How could one Dev commit to prod without other Devs reviewing the MR? IF you’re not protecting your prod branch that’s a cultural issue. I don’t know where you’ve worked in the past, or where you’re working now, but once it’s N+1 engineers in a code base there needs to be code reviews.
If capitalism insists on those higher up getting exorbitantly more money than those doing the work, then we have to hold them to the other thing they claim they believe in: that those higher up also deserve all the blame.
It’s a novel concept, I know. Leave the Nobels by the doormat, please.

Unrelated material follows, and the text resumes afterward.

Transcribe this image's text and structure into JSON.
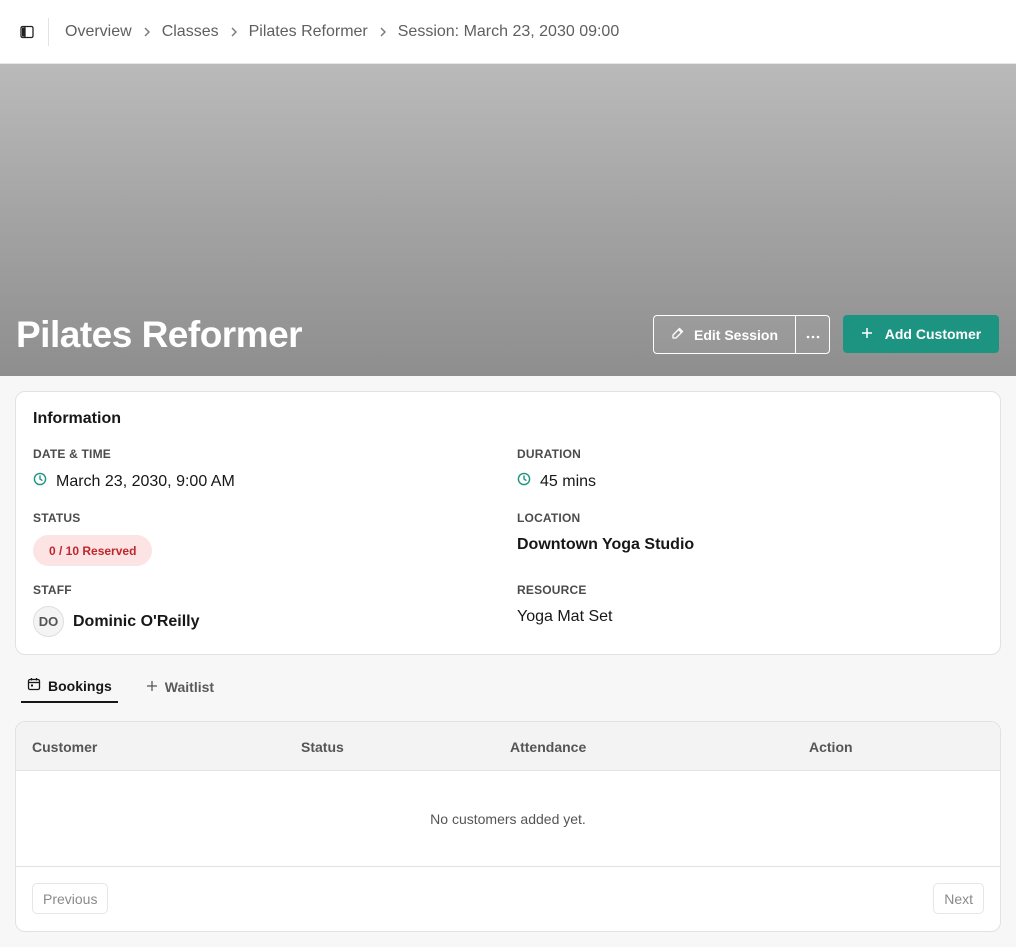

Wait, are you trying to say that Risk/Reward is an actual thing?
/s (kinda)
Was there a process in place to prevent the deployment that caused this?
No: blame the higher up
Yes: blame the dev that didn’t follow process
Of course there are other intricacies, like if they did follow a process and perform testing, and this still occurred, but in general…
If they didn’t follow a procedure, it is still a culture/management issue that should follow the distribution of wealth 1:1 in the company.
How could one Dev commit to prod without other Devs reviewing the MR? IF you’re not protecting your prod branch that’s a cultural issue. I don’t know where you’ve worked in the past, or where you’re working now, but once it’s N+1 engineers in a code base there needs to be code reviews.
I doesn’t seem unfair for executives to earn the vast rewards they take from their business by also taking on total responsibility for that business.
Moreover, that’s the argument you hear when talking about their compensation. “But think of the responsibility and risk they take!”